Claro, eu espero que não trilhemos aquele caminho como o que foi trilhado em Barcelona, o que chamo de efeito de “barcelonização”, em que a cidade vira-se toda para os turistas e esquece-se de sua própria comunidade e de seus próprios interesses. Mas acho que estão vindo morar na cidade muitas pessoas com grande interesse cultural, e esse cenário, sendo aqui uma capital histórica, acho que vai se manter, e vai ser sempre parte do interesse para que as pessoas venham para cá. Há também, junto aos novos benefícios fiscais, condições que estão criando uma nova economia criativa na cidade, o que permite um efeito de maior duração do que apenas o turismo.
Falando como estrangeiro que sou, acho que muita gente ainda enxerga Portugal como um lugar de cultura mais tradicional, com uma arte mais antiga, histórica, e não tanto como um lugar de arte contemporânea, de experimentação. Mas isso também parece estar mudando. Você também percebe isso?
Acho que houve um efeito positivo da crise, que entrou em 2012 após a crise financeira global de 2008. Houve muita gente saindo do país, por falta de oportunidades, mas, para aqueles que ficaram, houve também uma necessidade de se reinventar e criar outro tipo de atividade criativa. Lisboa era também uma cidade muito barata, o que atrai artistas e gente inventiva. Acho que a combinação desses dois fatores criou uma nova efervescência, considerando as culturas mais jovens, que produzem certo equilíbrio com o que é a oferta cultural mais tradicional da cidade
Existe também um trabalho de revitalização urbana muito forte em Lisboa. Há obras por todos os lados.
Acho que tem muito a ver com o investimento estrangeiro. A partir do momento em que era uma das poucas capitais da Europa em que ainda não havia ocorrido uma grande pressão do mercado imobiliário, descobriu-se que era um lugar bom para investimentos. Ao mesmo tempo que se percebeu que era uma espécie de safe heaven dentro da Europa, porque é uma cidade muito segura. Isso aliou-se a uma maior liberalização das regras de patrimônio, pois havia uma grande dificuldade de reconstruir, de refazer, porque essa área é muito controlada. Então houve uma abertura da cidade que, junto com o investimento, fez uma verdadeira revolução em Lisboa, baseada mais na reabilitação e revitalização do que nas novas construções. Então isso é muito importante, porque privilegia-se agora um tipo de reabilitação feita com muito cuidado, que somado ao fato de termos muitos arquitetos bem formados, possibilita a cidade a evoluir sem se tornar uma espécie de “desastre urbanístico”, como aconteceu em outros lugares.
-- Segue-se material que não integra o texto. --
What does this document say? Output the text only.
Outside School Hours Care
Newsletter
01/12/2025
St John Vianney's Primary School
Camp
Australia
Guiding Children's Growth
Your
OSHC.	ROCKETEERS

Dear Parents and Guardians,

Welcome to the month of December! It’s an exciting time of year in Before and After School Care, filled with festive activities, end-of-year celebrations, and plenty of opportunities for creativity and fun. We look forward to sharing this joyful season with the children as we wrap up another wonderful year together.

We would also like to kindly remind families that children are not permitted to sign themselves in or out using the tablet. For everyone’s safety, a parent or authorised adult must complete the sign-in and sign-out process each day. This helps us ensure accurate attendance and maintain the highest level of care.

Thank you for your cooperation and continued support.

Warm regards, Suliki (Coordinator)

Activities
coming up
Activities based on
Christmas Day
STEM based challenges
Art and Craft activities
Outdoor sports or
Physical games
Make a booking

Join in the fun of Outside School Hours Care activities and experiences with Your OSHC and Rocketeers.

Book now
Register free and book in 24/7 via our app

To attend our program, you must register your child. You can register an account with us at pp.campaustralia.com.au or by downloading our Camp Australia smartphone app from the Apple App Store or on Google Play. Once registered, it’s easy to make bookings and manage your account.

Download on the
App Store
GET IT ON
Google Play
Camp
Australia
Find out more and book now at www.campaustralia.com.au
Parece haver um nível médio muito alto na arquitetura portuguesa…
Não podemos esquecer que antes ainda da arte contemporânea dar o que falar, a cultura arquitetônica é talvez aquela que começa a ser mais reconhecida mundo afora, dentro dos círculos especializados. Por causa de Álvaro Siza, Eduardo Souto Moura (ambos vencedores do Pritzker), entre outros, já havia um grande reconhecimento da produção arquitetônica, e uma grande interligação com o estrangeiro. E esta é talvez a primeira grande exportação cultural portuguesa em tempos recentes.
Como alguém que já morou em outras grandes cidades do mundo, o que sente que ainda falta para Lisboa se firmar de fato como um dos grandes polos globais de arte contemporânea?
O fato é que Lisboa ainda segue sendo, em parte, uma cidade muito tradicional. E, portanto, há fenômenos com os quais quem vive aqui se defronta que têm a ver com burocracia, excesso de regulamentação, o peso político das velhas famílias e uma economia bastante fechada, às vezes pouco receptiva aos mais jovens. Felizmente, as pessoas conseguem romper com isso e fazer novos negócios. Ainda mais agora que há um interesse da cidade em estimular a vinda de empresas mais tecnológicas. Mas há dificuldades no dia a dia muito kafkianas, de tentar resolver um pequeno problema e se deparar com enormes problemas. Isso tem a ver com uma cultura tradicional que se encontra também em lugares como Viena ou Roma, cidades muito antigas onde há poderes instalados há séculos, difíceis de contrariar.